To create a context for this lesson, have students complete Constitutional Connection: The President as Enforcer of the Law.

Have students read Handout A: George Washington and the Whiskey Rebellion and answer the questions.

Using an overhead of Handout B: Setting the Scene, lead the class to make a timeline of the major events leading up to the Whiskey Rebellion from 1790 to 1794. (Students can use Handout A and their textbooks for information.)

Ask students to summarize the events leading up to the Whiskey Rebellion in Pennsylvania, and the types of steps Washington took in addressing the situation.

Let students know they will be preparing for a press conference on the events of the Whiskey Rebellion. Distribute Handout C: Press Conference. Students should circle their identity for the day’s activity and prepare to either ask or be asked questions.

Assign each student the role of George Washington, Alexander Hamilton, Western Pennsylvania Farmer, Tax Collector, James Wilson, Thomas Jefferson, Democratic Society Member, or Reporter.

Have all the Washingtons, all the Hamiltons, etc. meet in small groups together for a few minutes to discuss what they will say/ask at the press conference and complete Handout C.
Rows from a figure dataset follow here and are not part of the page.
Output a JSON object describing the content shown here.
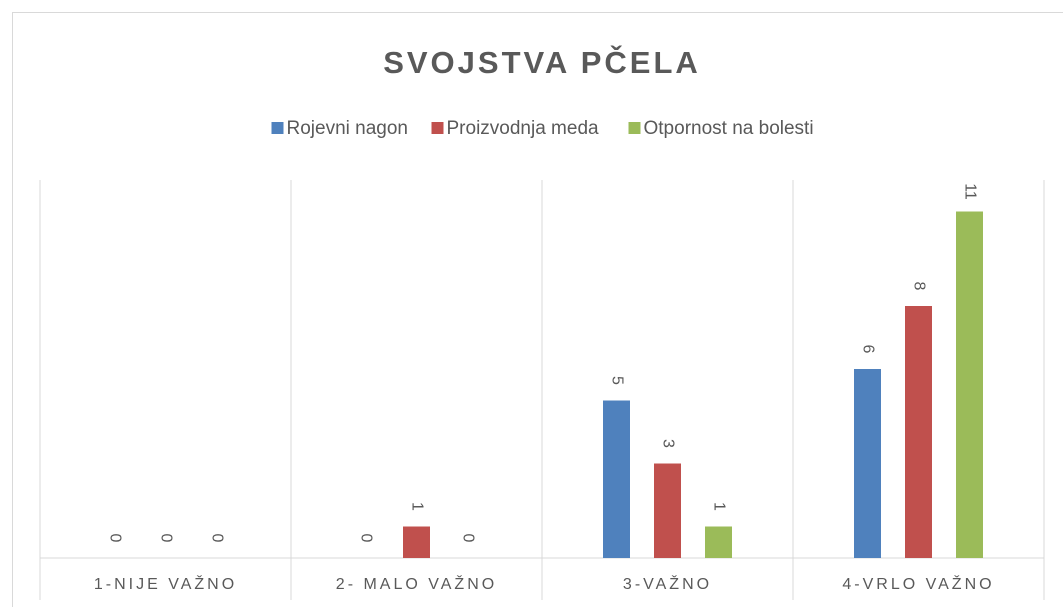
{
  "chart_data": {
    "type": "bar",
    "title": "SVOJSTVA PČELA",
    "categories": [
      "1-NIJE VAŽNO",
      "2- MALO VAŽNO",
      "3-VAŽNO",
      "4-VRLO VAŽNO"
    ],
    "series": [
      {
        "name": "Rojevni nagon",
        "color": "#4f81bd",
        "values": [
          0,
          0,
          5,
          6
        ]
      },
      {
        "name": "Proizvodnja meda",
        "color": "#c0504d",
        "values": [
          0,
          1,
          3,
          8
        ]
      },
      {
        "name": "Otpornost na bolesti",
        "color": "#9bbb59",
        "values": [
          0,
          0,
          1,
          11
        ]
      }
    ],
    "ylim": [
      0,
      12
    ],
    "legend": "top",
    "grid": false
  }
}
After a few moments, have students jigsaw into new groups of seven with one Washington, one Hamilton, etc. Staying “in character,” students should ask and answer questions of each other. (All characters, not just Reporters, should ask questions at this point.)

While students are working, arrange six desks with name tags at the front of the room. Ask for volunteers to assemble a panel of the six historical figures while the rest of the class plays Reporters.

As time allows, conduct a “press conference,” encouraging Reporters to ask questions of all the historical figures.

Reconvene the class and conduct a large group discussion to answer the following questions:

  • Was Washington’s response appropriate to the situation? Or was it excessive?
  • Were his actions constitutional?
  • Why do you think Washington consulted with other branches and levels of government in making the decision to use military force to subdue the Whiskey Rebellion?

Students should write a newspaper editorial about the events of the Whiskey Rebellion. The editorial should communicate the author’s opinion on the prudence and constitutionality of Washington’s response.

Have students read Washington’s Sixth Annual Message to Congress.

  • In what ways does he refer to the Constitution?
  • How does he explain his actions?
  • How would students assess his explanation?

The document can be found at avalon.law.yale.edu/18th_century/washs06.asp.